Washington, Jan’y 17, 1854.
My Dear Sir: I thank
you for little note and for your kind appreciation of my wishes rather than my
successes in serving you. I am glad you are in Cincinnati, for you are almost
the only man in Ohio to whom I confidently look for a real appreciation and
sympathy with my views and plans for the advancement of our great and noble
cause. The notions of so many are contracted — their aspirations so low — their
sympathies so phlegmatic — and what might else be in them noble and generous so
turned awry, dwarfed and cramped by the incessant claims of mere business, or
the debasing influences of party that I sometimes feel as if I hardly knew
where to look for a genuine, whole man on whom I can confidently lean. May I
not hope to find such a one in you?
And now with this
preface I shall ask you, at once, for a little service. I want you to become
acquainted with the conductors of the Times and the Columbian; ascertain their
tendencies, and see whether they are not willing to render me some justice.
About everything I
have done for Ohio and the West has been positively ignored. I, first,
introduced a successful motion for Custom Houses including apartments for Post
Office, Courts, etc. etc. The precedent which I established in the cases of
Cincinnati & St. Louis has been followed at other points and now the
West begins to receive some share of the Public Expenditures in these respects.

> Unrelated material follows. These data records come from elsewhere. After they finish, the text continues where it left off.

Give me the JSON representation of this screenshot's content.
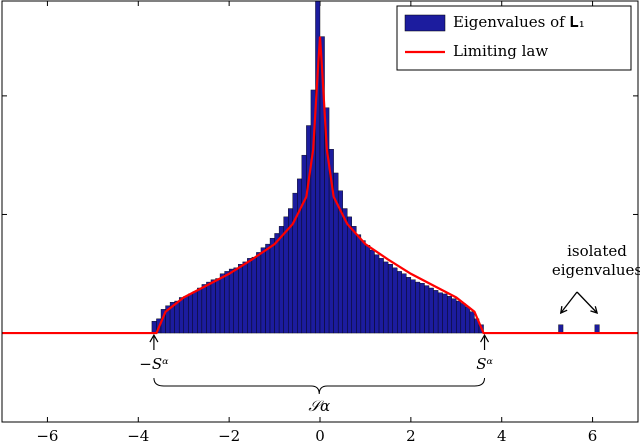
{
  "chart_data": {
    "type": "histogram",
    "xlim": [
      -7,
      7
    ],
    "ylim": [
      -0.75,
      2.8
    ],
    "xticks": [
      {
        "value": -6,
        "label": "−6"
      },
      {
        "value": -4,
        "label": "−4"
      },
      {
        "value": -2,
        "label": "−2"
      },
      0,
      2,
      4,
      6
    ],
    "yticks": [
      0,
      1,
      2
    ],
    "legend": "upper right",
    "series": [
      {
        "name": "Eigenvalues of 𝐋₁",
        "type": "histogram",
        "color": "#1c1c9e",
        "bins": [
          -3.7,
          -3.6,
          -3.5,
          -3.4,
          -3.3,
          -3.2,
          -3.1,
          -3.0,
          -2.9,
          -2.8,
          -2.7,
          -2.6,
          -2.5,
          -2.4,
          -2.3,
          -2.2,
          -2.1,
          -2.0,
          -1.9,
          -1.8,
          -1.7,
          -1.6,
          -1.5,
          -1.4,
          -1.3,
          -1.2,
          -1.1,
          -1.0,
          -0.9,
          -0.8,
          -0.7,
          -0.6,
          -0.5,
          -0.4,
          -0.3,
          -0.2,
          -0.1,
          0.0,
          0.1,
          0.2,
          0.3,
          0.4,
          0.5,
          0.6,
          0.7,
          0.8,
          0.9,
          1.0,
          1.1,
          1.2,
          1.3,
          1.4,
          1.5,
          1.6,
          1.7,
          1.8,
          1.9,
          2.0,
          2.1,
          2.2,
          2.3,
          2.4,
          2.5,
          2.6,
          2.7,
          2.8,
          2.9,
          3.0,
          3.1,
          3.2,
          3.3,
          3.4,
          3.5,
          3.6
        ],
        "values": [
          0.1,
          0.12,
          0.2,
          0.23,
          0.26,
          0.27,
          0.3,
          0.31,
          0.33,
          0.35,
          0.38,
          0.41,
          0.43,
          0.45,
          0.46,
          0.5,
          0.52,
          0.54,
          0.55,
          0.58,
          0.6,
          0.63,
          0.64,
          0.68,
          0.72,
          0.75,
          0.8,
          0.84,
          0.9,
          0.98,
          1.05,
          1.18,
          1.3,
          1.5,
          1.75,
          2.05,
          2.8,
          2.5,
          1.9,
          1.55,
          1.35,
          1.2,
          1.05,
          0.98,
          0.9,
          0.83,
          0.78,
          0.74,
          0.7,
          0.66,
          0.63,
          0.6,
          0.58,
          0.55,
          0.52,
          0.5,
          0.47,
          0.45,
          0.43,
          0.42,
          0.4,
          0.38,
          0.36,
          0.34,
          0.33,
          0.31,
          0.29,
          0.27,
          0.25,
          0.22,
          0.18,
          0.12,
          0.07
        ],
        "isolated_x": [
          5.3,
          6.1
        ],
        "isolated_values": [
          0.07,
          0.07
        ]
      },
      {
        "name": "Limiting law",
        "type": "line",
        "color": "#ff0000",
        "x": [
          -7,
          -3.6,
          -3.4,
          -3,
          -2.5,
          -2,
          -1.5,
          -1,
          -0.6,
          -0.3,
          -0.15,
          -0.05,
          0,
          0.05,
          0.15,
          0.3,
          0.6,
          1,
          1.5,
          2,
          2.5,
          3,
          3.4,
          3.6,
          7
        ],
        "values": [
          0,
          0,
          0.18,
          0.3,
          0.4,
          0.5,
          0.62,
          0.75,
          0.92,
          1.15,
          1.55,
          2.2,
          2.5,
          2.2,
          1.55,
          1.15,
          0.92,
          0.75,
          0.62,
          0.5,
          0.4,
          0.3,
          0.18,
          0,
          0
        ]
      }
    ],
    "annotations": {
      "left_edge": "−Sᵅ",
      "right_edge": "Sᵅ",
      "support": "𝒮α",
      "isolated_line1": "isolated",
      "isolated_line2": "eigenvalues"
    }
  }
}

I, first, introduced and carried through the Senate a proposition to cede to
Ohio the Public Lands within her limits. It failed in the House, no Ohio member
taking enough interest in it to secure for it even a fair hearing. Again I
introduced the bill in a modified form last session. But the session being
short and business crowded & the Committee reluctant, I did not get it
through the Senate. I have again introduced the same measure this Session and
shall I think get it through. I have a favorable report made yesterday. It now
includes all the Lands in the Va. Mil. District, which, under an amendment
which I had inserted in a Bill relating to Va. Mil. Scrip, were relieved from
the trust in favor of Virginia. Again I introduced and carried through the
propositions which have initiated the Pacific Railroad. I might go on; but I
won't weary you. Who, in Ohio, knows what I have done? Never, it seems to
me, has a man who was earnestly laboring to accomplish practical good, been
more poorly sustained.
I confess it galls
me to read such a paragraph as the following from the Chillicothe Advertiser of
the 13th inst. [newspaper clipping] “We hope the Legislature of Ohio will elect
a Democrat Senator who will give character and importance to the State in the
United States Senate. It is undoubtedly useless to express such a hope, for we
believe the men of that body to be men who will so act, without reference to
personal feelings or outside appliances, as will, in their judgments, conduce,
in the largest degree, to the honor of the State and the glory of the
Democratic party.”
The implication
that Ohio has not had a Democratic Senator, who gives character to the State,
is in keeping with the course such persons have uniformly pursued towards me.
You know enough of
my course and can inform yourself sufficiently in respect to it by examining
the Columns of the Globe to form a correct opinion of such an estimate. I
desire no comparisons with my predecessors; but I shrink from none.
Now if you can
write a few articles and have place further in the Times and Columbian, they
will be copied into friendly papers, and do something at least towards changing
this current.
If you see Miss
Chalfant, I pray you to assure her of my warm regard and kindest remembrances.
Has her sister, Mrs. Marshall, returned from California? I hear so; but can
hardly believe it.
Yours cordially,
[SALMON P. CHASE.]
SOURCE: Diary
and correspondence of Salmon P. Chase, Annual Report of the
American Historical Association for the Year 1902, Vol. 2, p.